Concrètement, si Bruno Le Maire est élu, ne seront plus subventionnés les logements destinés à des ménages dont les plafonds de ressources - revenus fiscaux de référence - sont supérieurs, pour prendre l'exemple d'une personne vivant seule, à 12.725 euros en Île-de-France et 11.060 euros en province. Jusqu'ici, l'État subventionne encore en partie les logements dits PLUS dont les plafonds de ressources s'établissent entre 12.725 euros et 23.132 euros en Île-de-France, et entre 11.060 euros et 20.111 euros dans le reste de la France.

Si Bruno Le Maire l'emporte, ces ménages devront donc à l'avenir se loger dans le secteur privé, qui leur mettra toutefois à disposition des logements à loyers intermédiaires, avec des avantages fiscaux à la clé pour les bailleurs particuliers et institutionnels qui louent. Bruno Le Maire a donc une vision très minimaliste de l'intervention de l'Etat dans le secteur du logement qui serait, s'il était élu, réservée uniquement aux plus démunis. Sans surprise, ces propositions de Bruno Le Maire ont eu le don d'énerver la ministre du Logement Emmanuelle Cosse qui a indiqué sur tweeter que le « renouveau » proposé par le candidat à la Primaire de droite en matière de logement sentait « la naphtaline ».

Une France de propriétaires...

Bruno Le Maire rêve donc de moins de locataires dans le parc social... mais surtout de (beaucoup) plus de propriétaires. Un thème cher à la droite. On se souvient des dernières campagnes présidentielles de Nicolas Sarkozy qui disait vouloir faire de la France un pays de propriétaires. Et comme beaucoup de candidat à cette primaire, Bruno Le Maire reprend à son compte cette vision du marché du logement. Il compte par ce biais privilégier le « logement pour chacun, en particulier pour la classe moyenne ». La propriété privée étant selon lui, « le fondement de notre société ».

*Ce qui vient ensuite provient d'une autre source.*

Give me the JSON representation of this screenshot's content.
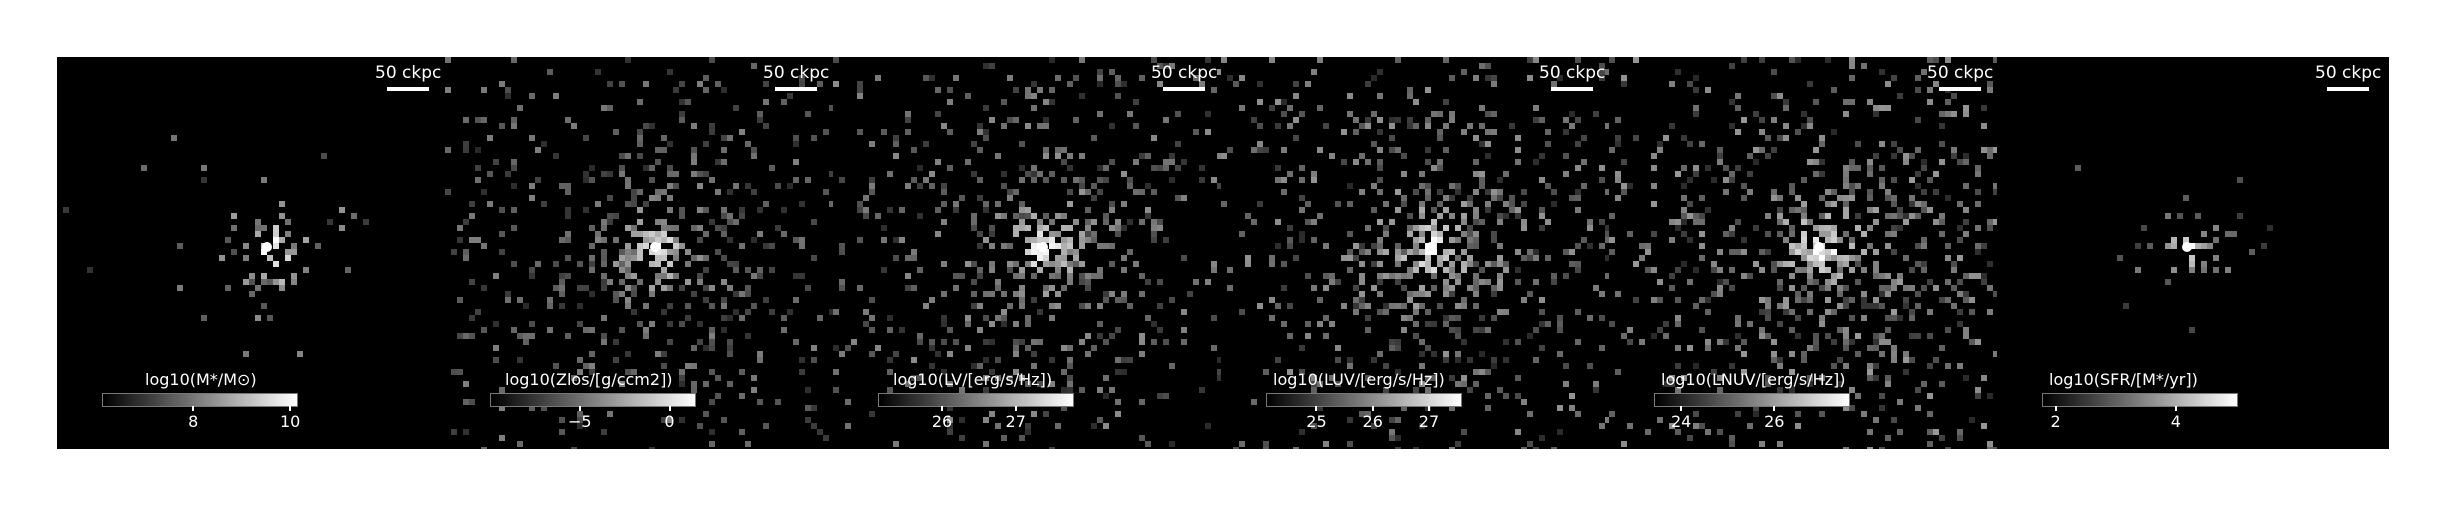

Bruno Le Maire propose ainsi d'utiliser les fonds d'épargne du la Caisse des dépôts - qui centralisent les deux tiers des encours du livret A - non plus pour financer ou garantir le logement social, mais pour soutenir les nouveaux accédants à la propriété. Ainsi « chacun pourra plus aisément acquérir son propre logement ou investir pour loger ses concitoyens en vue, par exemple, de préparer sa retraite », note le candidat.

... gage de stabilité ?

Du reste, Bruno Le Maire fait globalement fi de la demande des locataires, pourtant bien présente en France, même si la culture de la propriété domine. Cette obsession du « tous propriétaires » est en fait un vieux biais idéologique. Elle prend ses racines dans la propriété privée, un socle qui garantirait les libertés individuelles, en opposition à la propriété collective, une vision socialiste, mais qui n'est, il faut l'avouer au regard des propositions du PS, plus d'actualité en France.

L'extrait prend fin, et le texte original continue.